C’est cette injustice qu’a combattue le million de personnes ayant défilé contre le texte le 19 janvier à l’appel de
tous les syndicats, unanimes pour la première fois depuis 2010. Et c’est cette brutalité à laquelle s’opposeront toutes
celles et ceux qui en feront autant ce mardi 31 janvier – dont plusieurs dizaines de salarié·es de Mediapart, après
débat en assemblée générale.
Le ministre du travail Olivier Dussopt a beau promettre que la réforme ne fera « pas de perdants », l’étude des
choix gouvernementaux contraint à dresser un constat inverse : les actifs et actives nées à partir du 1er septembre
1961 devront attendre plus longtemps pour avoir le droit de toucher leur pension (de 62 ans et 3 mois jusqu’à 64 ans
pour toutes celles et ceux nés à partir de 1968). Au risque d’un accroissement du nombre de personnes âgées
obligées d’attendre l’âge fatidique au chômage, au RSA, ou tout simplement sans ressources.
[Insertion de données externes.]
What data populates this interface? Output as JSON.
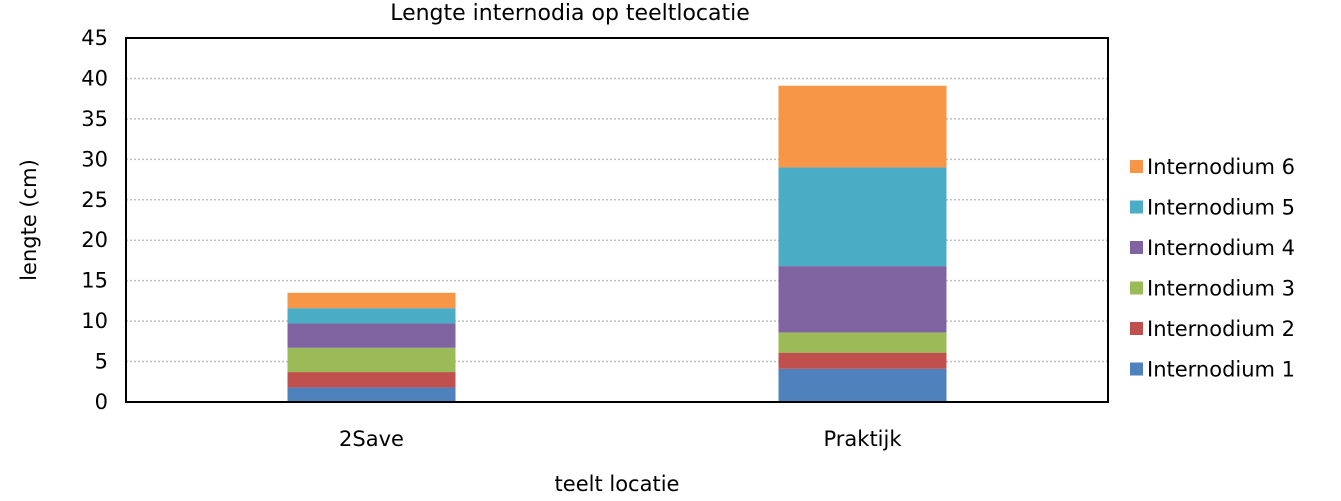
{
  "chart_data": {
    "type": "bar",
    "stacked": true,
    "title": "Lengte internodia op teeltlocatie",
    "xlabel": "teelt locatie",
    "ylabel": "lengte (cm)",
    "ylim": [
      0,
      45
    ],
    "yticks": [
      0,
      5,
      10,
      15,
      20,
      25,
      30,
      35,
      40,
      45
    ],
    "grid": true,
    "legend_position": "right",
    "categories": [
      "2Save",
      "Praktijk"
    ],
    "series": [
      {
        "name": "Internodium 1",
        "color": "#4f81bd",
        "values": [
          1.8,
          4.1
        ]
      },
      {
        "name": "Internodium 2",
        "color": "#c0504d",
        "values": [
          1.9,
          2.0
        ]
      },
      {
        "name": "Internodium 3",
        "color": "#9bbb59",
        "values": [
          3.0,
          2.5
        ]
      },
      {
        "name": "Internodium 4",
        "color": "#8064a2",
        "values": [
          3.0,
          8.2
        ]
      },
      {
        "name": "Internodium 5",
        "color": "#4bacc6",
        "values": [
          1.9,
          12.2
        ]
      },
      {
        "name": "Internodium 6",
        "color": "#f79646",
        "values": [
          1.9,
          10.1
        ]
      }
    ]
  }
}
Pour celles et ceux qui avaient prévu de travailler au-delà de l’âge légal avec une carrière complète, la réforme est
aussi une mauvaise nouvelle, puisqu’elle va faire disparaître la « surcote » qu’elles et ils auraient pu accumuler
entre 62 et 64 ans, et va donc faire baisser leur montant de pension.
Mécaniquement, la réforme pèsera sur les travailleurs et travailleuses les plus pauvres, même si le gouvernement
maintient la borne des 67 ans, à partir de laquelle il n’existe plus de « décote » pour les personnes n’ayant pas cotisé
sur la durée d’une carrière complète, et si le dispositif pour les personnes en invalidité (départ à 62 ans à « taux
plein ») est préservé.
Ces choix sont loin d’être neutres ; ils sont le creuset de toutes les injustices. Demander à la population de travailler
deux ans de plus, avec des corps souvent déjà usés, ce n’est pas attendre d’elle un effort insignifiant : du fait des
réformes précédentes, et sans même prendre en compte ce nouveau texte, il est déjà acté que le temps passé à la
retraite va stagner, puis reculer en France.
Autrement dit, travailler plus longtemps, c’est mourir plus vite une fois la retraite arrivée – voire avant qu’elle
n’arrive. Le constat est encore plus rude quand on se penche sur les chiffres de l’espérance de vie en bonne santé. Et
ces données masquent elles-mêmes une autre évidence : les ouvriers et les ouvrières meurent beaucoup plus vite
que les cadres (6,4 ans plus tôt, selon l’Insee) et passent leurs années de retraite en moins bonne santé.
Enfin, malgré ce que le gouvernement n’a cessé d’affirmer, les femmes ne seront pas non plus gagnantes en
moyenne. Il est à cet égard piquant de constater qu’Élisabeth Borne répète que le gouvernement va « protéger » les
femmes en ne touchant pas à la limite des 67 ans : implicitement, elle reconnaît que sa réforme est un danger,
contre lequel il faut apporter une protection pour une partie de la population.
Réformer les retraites comme entend le faire Emmanuel Macron, c’est donc brutaliser le corps social. S’opposer à ce
projet – sans nier les nombreuses inégalités que recèle le système actuel –, c’est éviter le creusement des inégalités
et refuser le recul permanent des droits comme seul horizon.
Le gouvernement le sait : il a déjà perdu la bataille de l’opinion. À bout d’arguments, le président n’a pourtant pas
renoncé à faire de cette réforme le marqueur de son second mandat. Il se prépare au contraire au passage en force.
L’examen du texte en commission a débuté à l’Assemblée nationale, et il arrivera dans l’hémicycle le 6 février. Le
gouvernement a prévu d’aller le plus vite possible, en mobilisant des outils constitutionnels jamais utilisés pour un
texte d’une telle ampleur. Il est même envisagé de se passer d’un vote à l’Assemblée. Il faut être aveugle pour
ignorer les risques que prend Emmanuel Macron en s’appuyant seulement sur le parti Les Républicains en fragiles
alliés.
Un pouvoir sourd à des manifestations monstres ayant rassemblé dans toute la France bien au-delà des bataillons
habituels, qui méprise les huit syndicats de salarié·es, qui oublie les oppositions venues de toutes les catégories
sociales et ignore les partis d’opposition, est aussi un pouvoir qui risque de précipiter trop de citoyen·nes dans les
bras de l’extrême droite. Il est urgent de contrer ce danger démocratique.